What made it even more impressive is that she held off a hard-charging Brooke Henderson, who won this tournament last year at the tender age of 18 and closed birdie-birdie in this final round to apply the kind of pressure than has crumbled more than one professional. But Kang had no crumble in her.
“The three-putt on No. 10 was the turning point for me,” Kang said about a cringe-worthy missed 3 footer. “I said I’m going to learn from that and then I made four birdies in a row.” Just as important was a 21-footer to save par on No. 16. It was a gutsy effort by a 24-year-old who smiled her way around the course, winning hearts along the way.
“Having a major championship in my resume, I don’t know what it will do,” Kang said. “But I do know that having the U.S. Amateur as majors, and having a major win, it’s amazing.”
Chella Choi, who started the final round tied with Kang at 10 under par, three strokes ahead of Henderson, closed with a 71 to finish third at 274. Amy Yang picked up her 16th top-10 in a major without a win, finishing T-4 at 275 along with Mi Hyang Lee and Sei Young Kim. Inbee Park and Lexi Thompson were T-7 at 277.
As they turned to the back nine, Kang and Choi, who were playing together, and Henderson, in the group in front of them, were all at 10 under par.
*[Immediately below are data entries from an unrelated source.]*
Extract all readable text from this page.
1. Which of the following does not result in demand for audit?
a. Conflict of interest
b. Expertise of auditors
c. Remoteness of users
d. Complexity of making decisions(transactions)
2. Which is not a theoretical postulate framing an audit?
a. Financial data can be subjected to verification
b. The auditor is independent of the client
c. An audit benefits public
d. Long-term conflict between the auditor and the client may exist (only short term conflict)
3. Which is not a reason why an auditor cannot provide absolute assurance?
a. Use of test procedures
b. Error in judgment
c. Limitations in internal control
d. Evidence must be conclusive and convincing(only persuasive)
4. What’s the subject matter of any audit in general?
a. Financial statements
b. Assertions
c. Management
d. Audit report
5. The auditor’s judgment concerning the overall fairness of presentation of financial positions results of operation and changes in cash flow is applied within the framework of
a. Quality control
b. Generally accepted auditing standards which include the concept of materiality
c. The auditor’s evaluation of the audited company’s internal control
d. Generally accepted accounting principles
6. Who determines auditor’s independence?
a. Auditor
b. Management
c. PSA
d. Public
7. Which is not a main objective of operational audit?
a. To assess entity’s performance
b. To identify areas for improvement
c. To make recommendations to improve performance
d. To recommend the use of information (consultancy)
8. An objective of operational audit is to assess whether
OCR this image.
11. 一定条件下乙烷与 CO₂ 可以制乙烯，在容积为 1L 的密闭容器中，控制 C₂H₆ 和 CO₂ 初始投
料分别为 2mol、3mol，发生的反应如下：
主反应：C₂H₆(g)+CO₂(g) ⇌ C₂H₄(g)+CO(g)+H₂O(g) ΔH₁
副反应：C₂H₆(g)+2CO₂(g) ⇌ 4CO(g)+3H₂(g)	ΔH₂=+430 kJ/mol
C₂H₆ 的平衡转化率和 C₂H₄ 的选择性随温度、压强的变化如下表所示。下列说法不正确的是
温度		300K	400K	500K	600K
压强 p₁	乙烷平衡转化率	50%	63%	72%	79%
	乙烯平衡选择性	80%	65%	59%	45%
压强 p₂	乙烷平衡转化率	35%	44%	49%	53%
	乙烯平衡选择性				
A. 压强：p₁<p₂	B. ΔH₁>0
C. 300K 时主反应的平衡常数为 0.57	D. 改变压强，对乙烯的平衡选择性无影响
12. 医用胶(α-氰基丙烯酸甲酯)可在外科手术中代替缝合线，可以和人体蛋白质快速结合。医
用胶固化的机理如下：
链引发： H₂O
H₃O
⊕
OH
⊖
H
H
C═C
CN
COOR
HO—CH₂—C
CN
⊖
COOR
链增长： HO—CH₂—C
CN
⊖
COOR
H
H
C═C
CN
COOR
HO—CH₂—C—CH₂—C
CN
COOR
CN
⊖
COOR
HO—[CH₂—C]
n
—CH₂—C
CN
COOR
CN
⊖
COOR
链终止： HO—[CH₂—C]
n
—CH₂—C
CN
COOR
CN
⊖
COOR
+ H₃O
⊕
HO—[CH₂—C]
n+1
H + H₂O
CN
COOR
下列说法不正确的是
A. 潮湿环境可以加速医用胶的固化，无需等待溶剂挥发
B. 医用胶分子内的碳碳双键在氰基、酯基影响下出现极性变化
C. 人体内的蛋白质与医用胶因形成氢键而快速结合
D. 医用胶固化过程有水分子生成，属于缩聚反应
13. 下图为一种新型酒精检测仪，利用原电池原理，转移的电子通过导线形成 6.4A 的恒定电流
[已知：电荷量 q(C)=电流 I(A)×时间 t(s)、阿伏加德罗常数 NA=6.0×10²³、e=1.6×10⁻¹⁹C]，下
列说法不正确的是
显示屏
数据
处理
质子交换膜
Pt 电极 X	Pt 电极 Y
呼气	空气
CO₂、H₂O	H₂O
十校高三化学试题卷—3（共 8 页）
Kang slipped out of the lead with that ugly bogey then began the four-birdie run that gave her a three-stroke lead after 14 holes.
Kang’s guts and good humor were in full display down the stretch. On No. 13, she doubled over in laughter as she fanned her approach shot wide of the target, almost as if she knew what was to come – a made 20-footer for birdie.
On No. 14, she got a break when she clipped a tree and landed in the right rough. She took advantage of her good fortune when she hit a pure semi-punch to 7 feet for yet another birdie.
India’s Aditi Ashok carded one-under-par total to finish at T29.